What it does

Our project adds an extra layer of search using OpenAI Clip to increase the relevancy of the results parsed by the search bar. We implemented an algorithm that picks 10 evenly spaced out frames from every video that is uploaded and stores those frames as vectors in Pinecone. Using OpenAI's clip model, we were able to set up the semantic search by making it so that, in theory, a user is able to type a prompt into the search bar and the results are parsed by searching through the videos, (not just captions and hashtags that were attached with the video when it was uploaded). This feature is associated with the search bar component of TikTok which is why we feel that it is adaptable to both the TikTok website and the app. Based on how TikTok is structured, this can either be merged with the current Search API or can become its own GraphQL component to be as modular as possible.

How we built it

We built LockedIn using FastAPI, which was dockerized and host it on an ECR registry on AWS, and use the registry as a template to write a Lambda function to create a Rest API using AWS's API gateway.

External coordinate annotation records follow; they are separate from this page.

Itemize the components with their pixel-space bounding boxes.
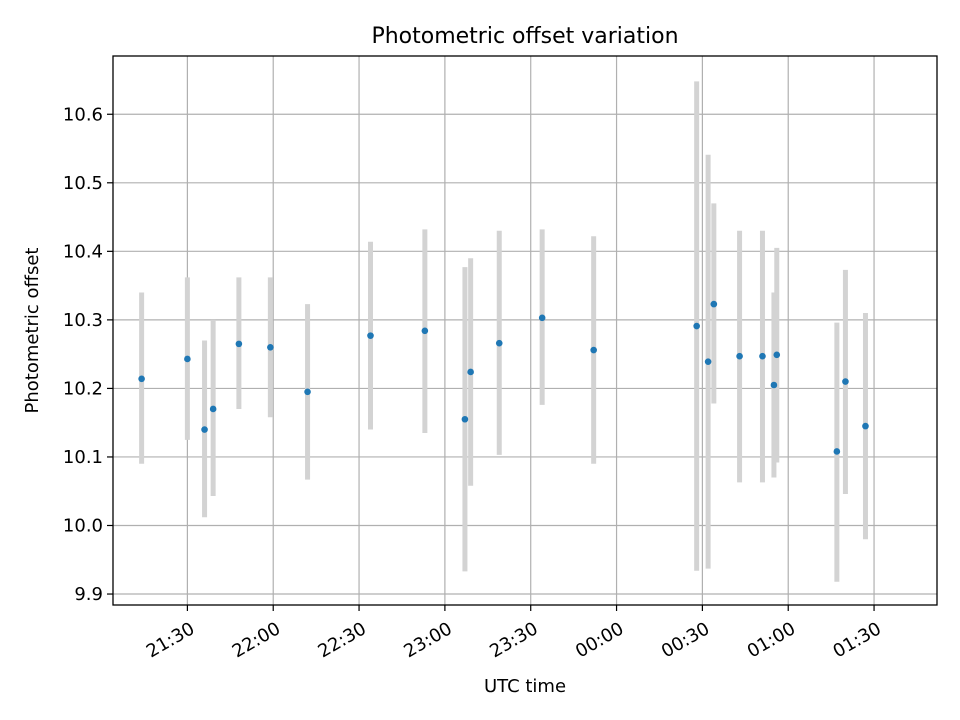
data-point	[842, 378, 849, 385]
data-point	[773, 351, 781, 359]
y-tick-label: 10.6	[63, 104, 103, 125]
data-point	[138, 375, 145, 383]
y-tick-label: 10.1	[63, 447, 103, 468]
data-point	[693, 322, 700, 330]
data-point	[267, 343, 274, 351]
data-point	[704, 358, 712, 365]
data-point	[367, 332, 374, 339]
y-tick-label: 10.2	[63, 378, 103, 399]
y-axis-ticks: 9.9 10.0 10.1 10.2 10.3 10.4 10.5 10.6	[63, 104, 113, 605]
chart-title: Photometric offset variation	[371, 24, 678, 49]
data-point	[862, 422, 869, 430]
plot-area-frame	[112, 55, 938, 606]
y-tick-label: 10.3	[63, 310, 103, 331]
data-point	[235, 340, 243, 348]
data-point	[467, 368, 474, 376]
data-point	[461, 415, 469, 423]
y-axis-title: Photometric offset	[22, 248, 43, 414]
y-tick-label: 9.9	[74, 584, 103, 605]
y-tick-label: 10.4	[63, 241, 103, 262]
data-point	[590, 346, 597, 354]
data-point	[759, 352, 766, 360]
data-point	[833, 448, 841, 455]
y-tick-label: 10.5	[63, 173, 103, 194]
data-point	[770, 381, 778, 389]
data-point	[304, 388, 311, 396]
data-points	[138, 300, 869, 455]
data-point	[538, 314, 546, 322]
y-tick-label: 10.0	[63, 515, 103, 536]
data-point	[495, 339, 503, 347]
data-point	[209, 405, 217, 413]
data-point	[184, 355, 191, 363]
x-axis-title: UTC time	[484, 676, 566, 697]
data-point	[421, 327, 429, 335]
data-point	[736, 352, 743, 360]
data-point	[710, 300, 718, 308]
grid	[113, 56, 937, 605]
data-point	[201, 426, 208, 433]
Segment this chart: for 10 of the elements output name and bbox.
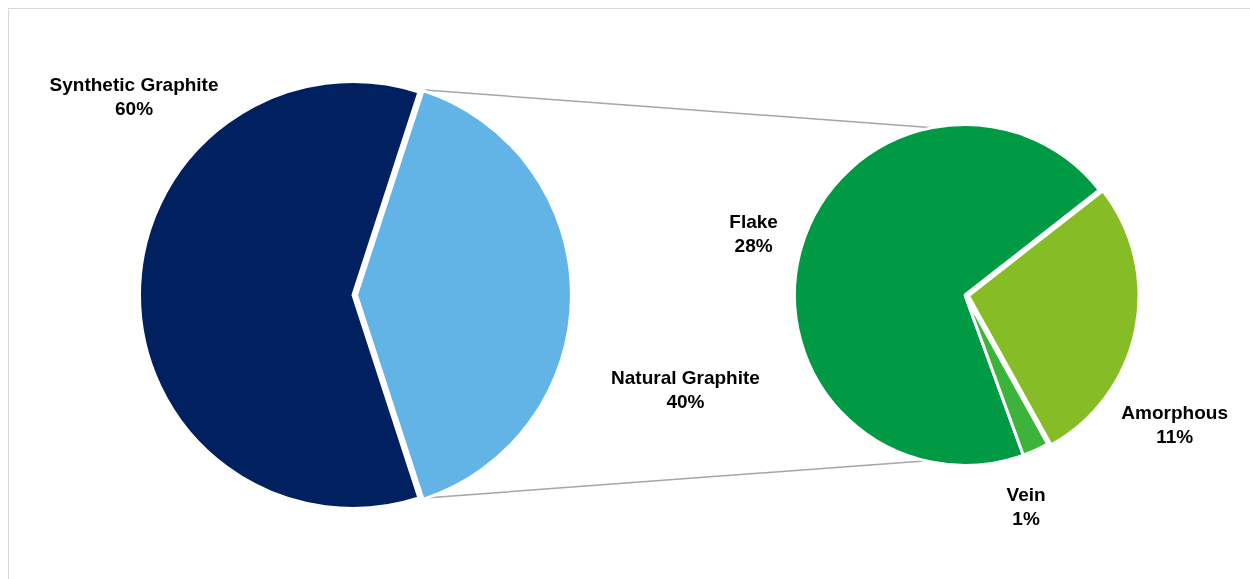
- slice-label: Synthetic Graphite: [49, 74, 219, 96]
- data-label: 1%: [1012, 508, 1040, 530]
- data-label: 11%: [1156, 426, 1194, 448]
- slice-label: Natural Graphite: [611, 366, 760, 388]
- slice-label: Flake: [729, 210, 778, 232]
- slice-label: Vein: [1006, 484, 1046, 506]
- slice-label: Amorphous: [1121, 402, 1228, 424]
- data-label: 60%: [115, 98, 154, 120]
- data-label: 40%: [666, 390, 705, 412]
- data-label: 28%: [734, 234, 773, 256]
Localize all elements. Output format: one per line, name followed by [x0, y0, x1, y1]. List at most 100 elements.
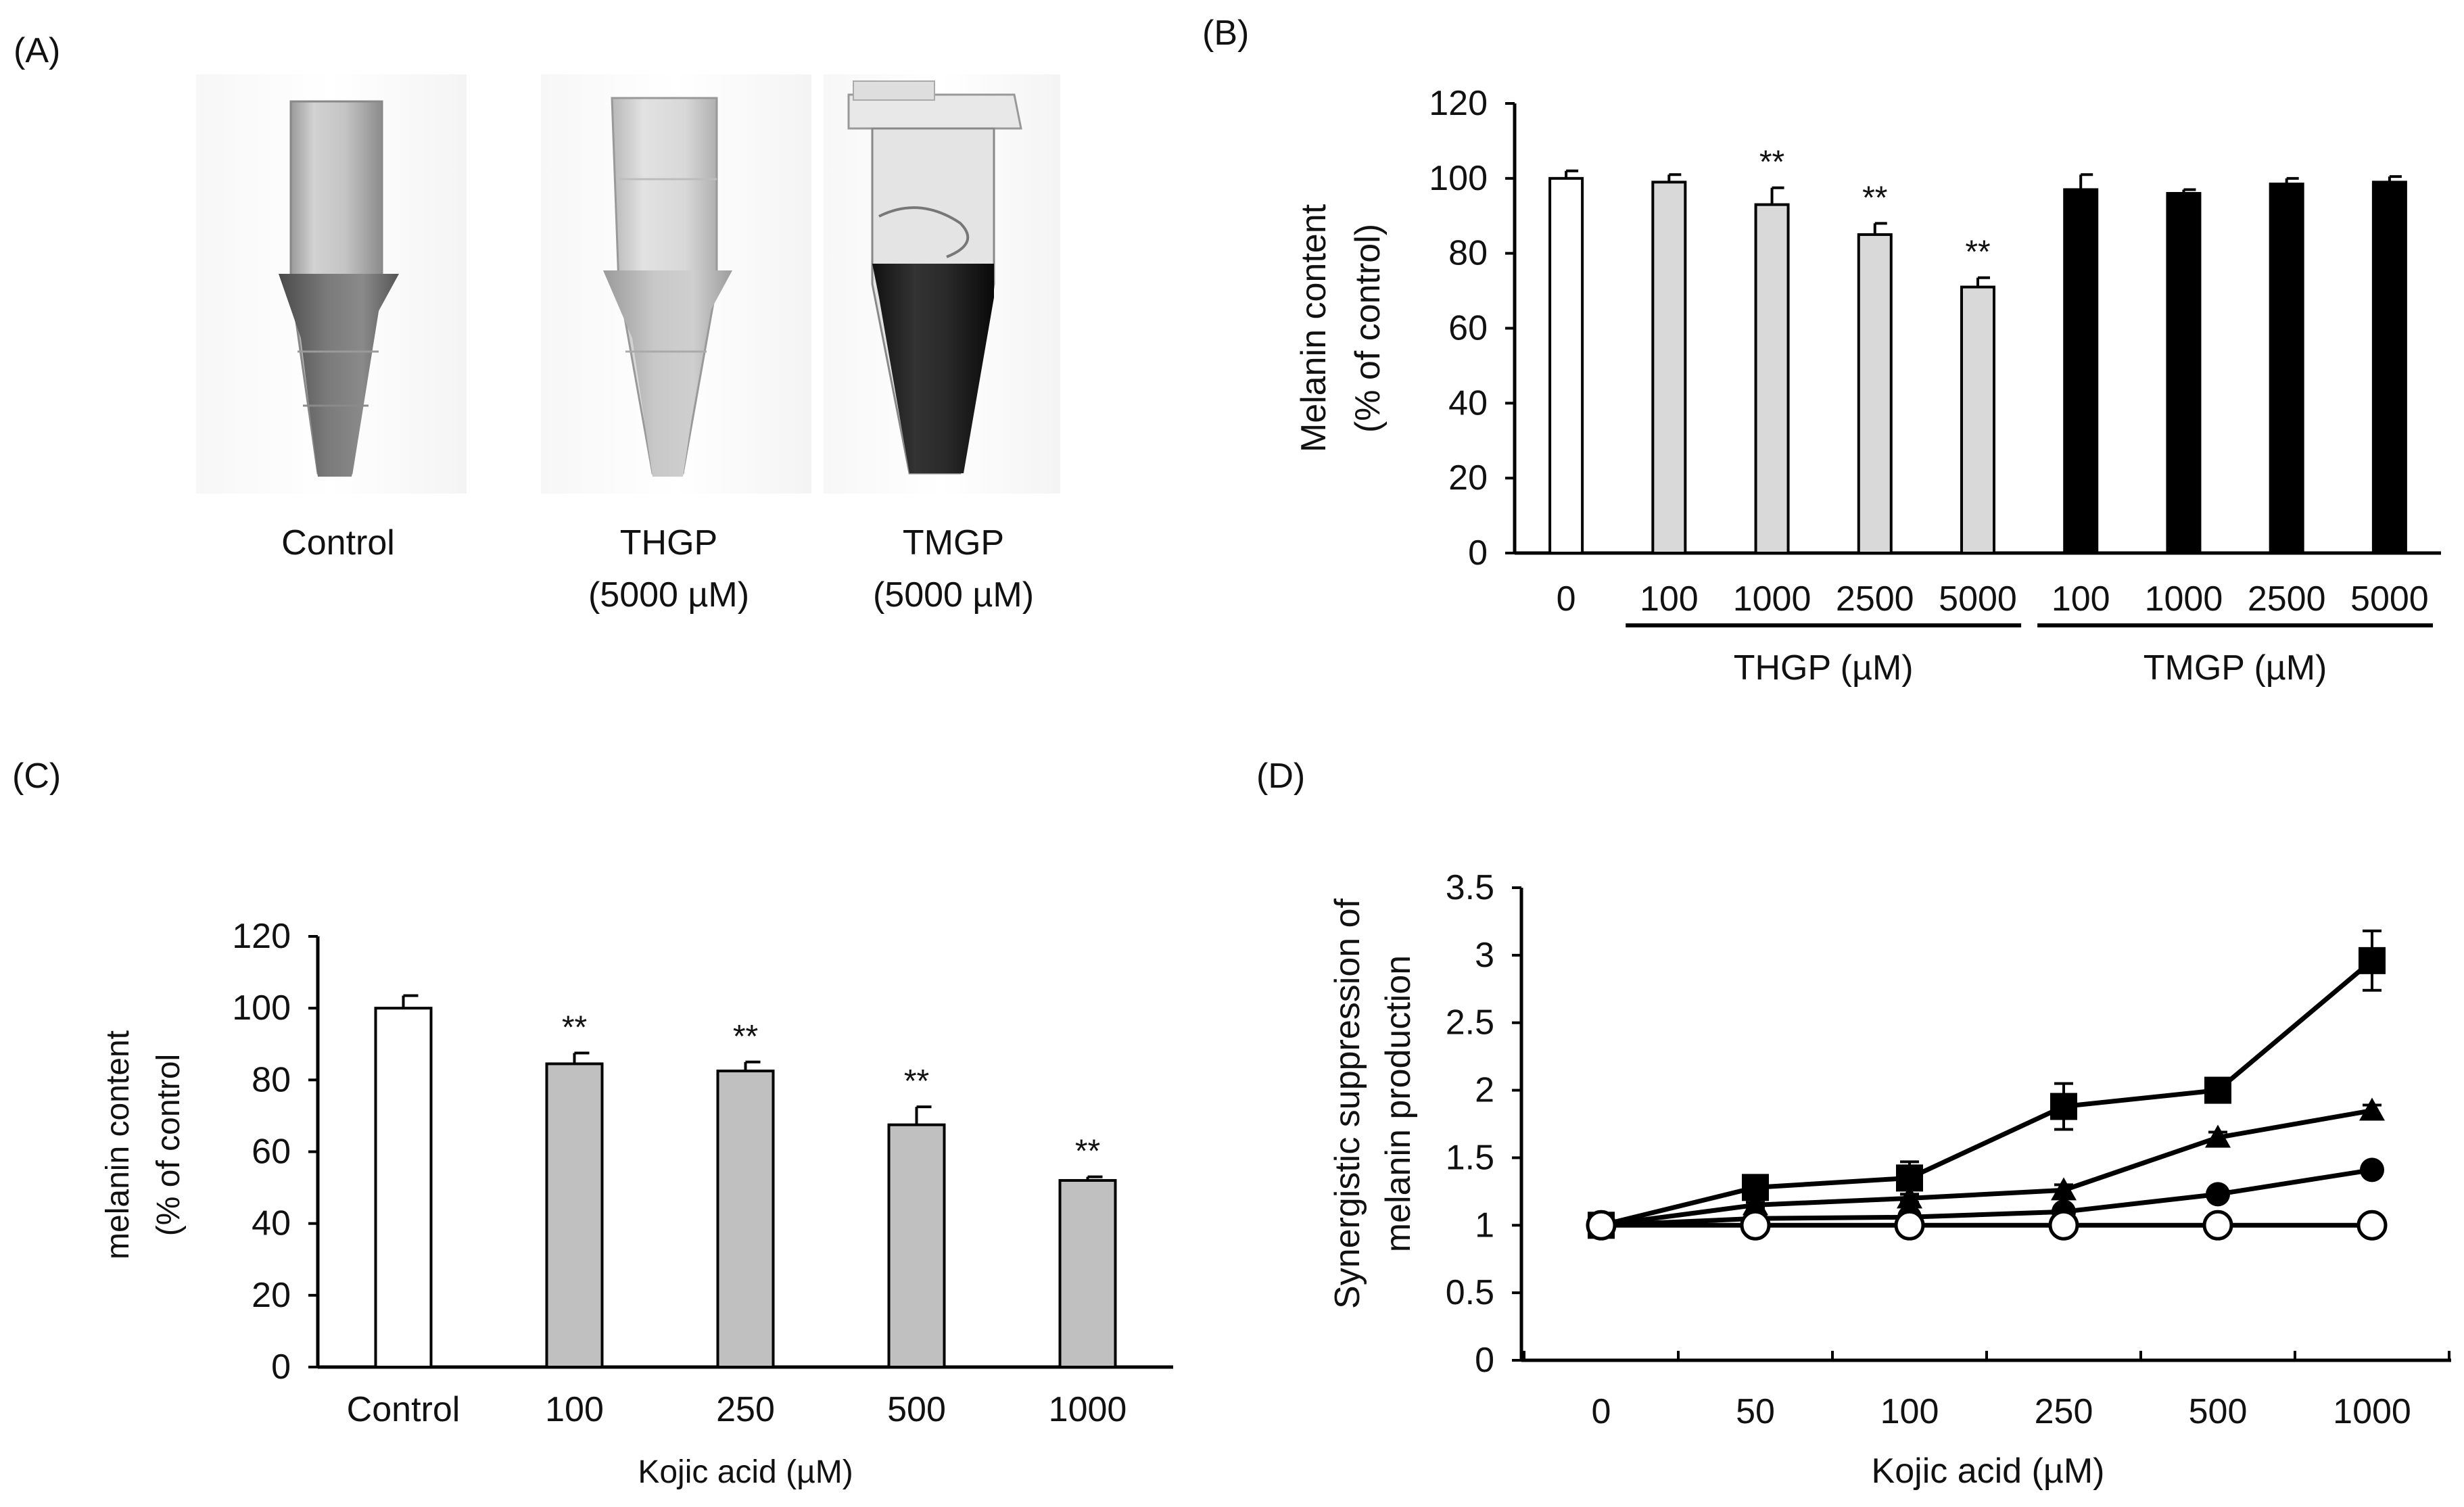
x-tick-label-c: Control [347, 1390, 460, 1429]
x-tick-label-b: 2500 [1836, 579, 1914, 619]
y-tick-label-c: 100 [232, 988, 291, 1028]
bar-c [545, 1062, 604, 1368]
panel-label-c: (C) [12, 757, 61, 796]
y-tick-label-b: 80 [1448, 234, 1488, 273]
x-axis-title-d: Kojic acid (µM) [1872, 1452, 2105, 1491]
y-tick-label-b: 0 [1468, 533, 1488, 573]
y-axis-title-c: melanin content [100, 1030, 136, 1260]
bar-b [2063, 188, 2099, 555]
significance-b: ** [1862, 180, 1887, 216]
marker-circle-d [2206, 1182, 2230, 1207]
x-tick-label-d: 100 [1880, 1392, 1939, 1431]
panel-label-b: (B) [1202, 14, 1249, 53]
y-axis-subtitle-b: (% of control) [1348, 224, 1388, 433]
x-tick-label-c: 500 [887, 1390, 946, 1429]
bar-c [887, 1123, 946, 1368]
tube-name-tmgp: TMGP [903, 523, 1004, 563]
x-tick-label-b: 100 [1640, 579, 1699, 619]
significance-c: ** [562, 1010, 587, 1046]
significance-c: ** [904, 1063, 929, 1099]
bar-b [2166, 192, 2202, 554]
marker-open-circle-d [1894, 1210, 1925, 1241]
bar-b [1548, 176, 1584, 555]
marker-square-d [2359, 947, 2386, 974]
series-line-d [1601, 1167, 2373, 1228]
tube-thgp [541, 74, 811, 494]
tube-label-2: TMGP (5000 µM) [873, 523, 1034, 615]
y-tick-label-b: 100 [1429, 159, 1488, 198]
x-tick-label-b: 5000 [2350, 579, 2429, 619]
bar-b [1754, 203, 1790, 554]
y-tick-label-d: 3.5 [1446, 868, 1494, 907]
bar-c [374, 1007, 433, 1368]
y-tick-label-d: 1.5 [1446, 1138, 1494, 1177]
y-tick-label-c: 60 [252, 1132, 291, 1172]
y-tick-label-d: 2 [1475, 1071, 1494, 1110]
x-tick-label-b: 1000 [2145, 579, 2223, 619]
bar-b [1651, 181, 1687, 554]
x-tick-label-b: 1000 [1733, 579, 1811, 619]
marker-open-circle-d [2048, 1210, 2079, 1241]
x-tick-label-b: 5000 [1939, 579, 2017, 619]
significance-b: ** [1965, 235, 1990, 270]
x-tick-label-d: 500 [2189, 1392, 2248, 1431]
x-tick-label-b: 100 [2052, 579, 2110, 619]
bar-b [2371, 181, 2407, 554]
y-axis-subtitle-c: (% of control [151, 1054, 187, 1236]
marker-triangle-d [2359, 1097, 2385, 1121]
y-tick-label-b: 20 [1448, 458, 1488, 498]
tube-name-control: Control [281, 523, 395, 563]
y-tick-label-d: 1 [1475, 1205, 1494, 1245]
bar-c [716, 1070, 775, 1368]
bar-b [1857, 233, 1893, 554]
marker-triangle-d [2051, 1177, 2077, 1201]
chart-d: 0 0.5 1 1.5 2 2.5 3 3.5 Synergistic suppression … [1328, 868, 2451, 1491]
significance-c: ** [733, 1019, 758, 1055]
x-tick-label-c: 1000 [1049, 1390, 1127, 1429]
x-tick-label-d: 0 [1592, 1392, 1611, 1431]
y-axis-subtitle-d: melanin production [1379, 955, 1418, 1252]
marker-square-d [2204, 1076, 2231, 1104]
x-tick-label-b: 0 [1557, 579, 1576, 619]
panel-label-d: (D) [1256, 757, 1305, 796]
y-tick-label-c: 0 [271, 1347, 291, 1387]
tube-name-thgp: THGP [620, 523, 717, 563]
y-tick-label-b: 60 [1448, 309, 1488, 348]
y-tick-label-b: 40 [1448, 383, 1488, 423]
marker-open-circle-d [2356, 1210, 2388, 1241]
x-tick-label-c: 250 [716, 1390, 775, 1429]
bar-b [2269, 183, 2304, 555]
y-tick-label-c: 20 [252, 1276, 291, 1315]
panel-label-a: (A) [14, 31, 60, 70]
chart-c: 0 20 40 60 80 100 120 melanin content (% of cont… [100, 917, 1173, 1490]
y-tick-label-c: 120 [232, 917, 291, 956]
marker-square-d [2050, 1093, 2077, 1120]
marker-open-circle-d [1740, 1210, 1771, 1241]
y-tick-label-d: 0.5 [1446, 1273, 1494, 1312]
tube-sub-thgp: (5000 µM) [588, 575, 749, 615]
x-axis-title-c: Kojic acid (µM) [638, 1454, 853, 1490]
bar-b [1960, 285, 1995, 554]
y-tick-label-b: 120 [1429, 84, 1488, 123]
group-label-b: THGP (µM) [1734, 648, 1914, 688]
x-tick-label-d: 50 [1736, 1392, 1775, 1431]
x-tick-label-d: 250 [2035, 1392, 2093, 1431]
tube-label-0: Control [281, 523, 395, 563]
y-tick-label-c: 80 [252, 1060, 291, 1099]
x-tick-label-d: 1000 [2333, 1392, 2411, 1431]
y-tick-label-c: 40 [252, 1204, 291, 1243]
y-tick-label-d: 3 [1475, 936, 1494, 975]
marker-open-circle-d [2202, 1210, 2233, 1241]
marker-triangle-d [2205, 1124, 2231, 1148]
marker-open-circle-d [1586, 1210, 1617, 1241]
tube-sub-tmgp: (5000 µM) [873, 575, 1034, 615]
marker-circle-d [2360, 1157, 2384, 1182]
y-tick-label-d: 2.5 [1446, 1003, 1494, 1043]
significance-c: ** [1075, 1134, 1100, 1170]
y-axis-title-b: Melanin content [1294, 204, 1333, 452]
marker-triangle-d [1897, 1185, 1922, 1209]
significance-b: ** [1759, 145, 1784, 181]
x-tick-label-c: 100 [545, 1390, 604, 1429]
series-line-d [1601, 959, 2374, 1228]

This API engages with OpenAI clip, our Pinecone vector cluster and AWS S3. S3 is the object storage layer which acts like the storage that TikTok actually uses for storing and distributing content. Pinecone stores the frames and vectors that will be fed to OpenAI Clip when a user tries to search through TIkTok. We also implemented a basic frontend using HTML and CSS to try and make the system design close to TikTok, and maybe show the feasibility of Semantic search.

Challenges we ran into

Some of the major challenges we ran into was navigating through AWS as it was the first time that all of us used its services. Setting up a separate user to stand up the S3 cluster was tough, and connecting it with FastAPI took us quite a bit of time. Navigating through the AWS IAM console and testing through policies for allowing FastAPI to upload and download files posed a huge challenge to us.

What we learned

Working with FastAPI, deploying the API onto API gateway, standing up the s3 cluster and working with AWS IAM was a huge learning experience for all of us. This project really allowed everyone to dive deep into backend development and seeing it all come alive was a rewarding experience! This is also the first time most of us worked with a vector database at all, and it was quite interesting to see how it fit in context to our solution.

What's next for LockedIn

Maybe setting up a CDN via AWS CloudFront onto the s3 cluster would be a likely next step to make the Semantic search seem more representative of TikTok's CDN setup and show its feasibility off would be a good start. As AI advances going forward, using a better tokenizer would show steady improvements in search accuracy and proportionally improve TikTok's UX!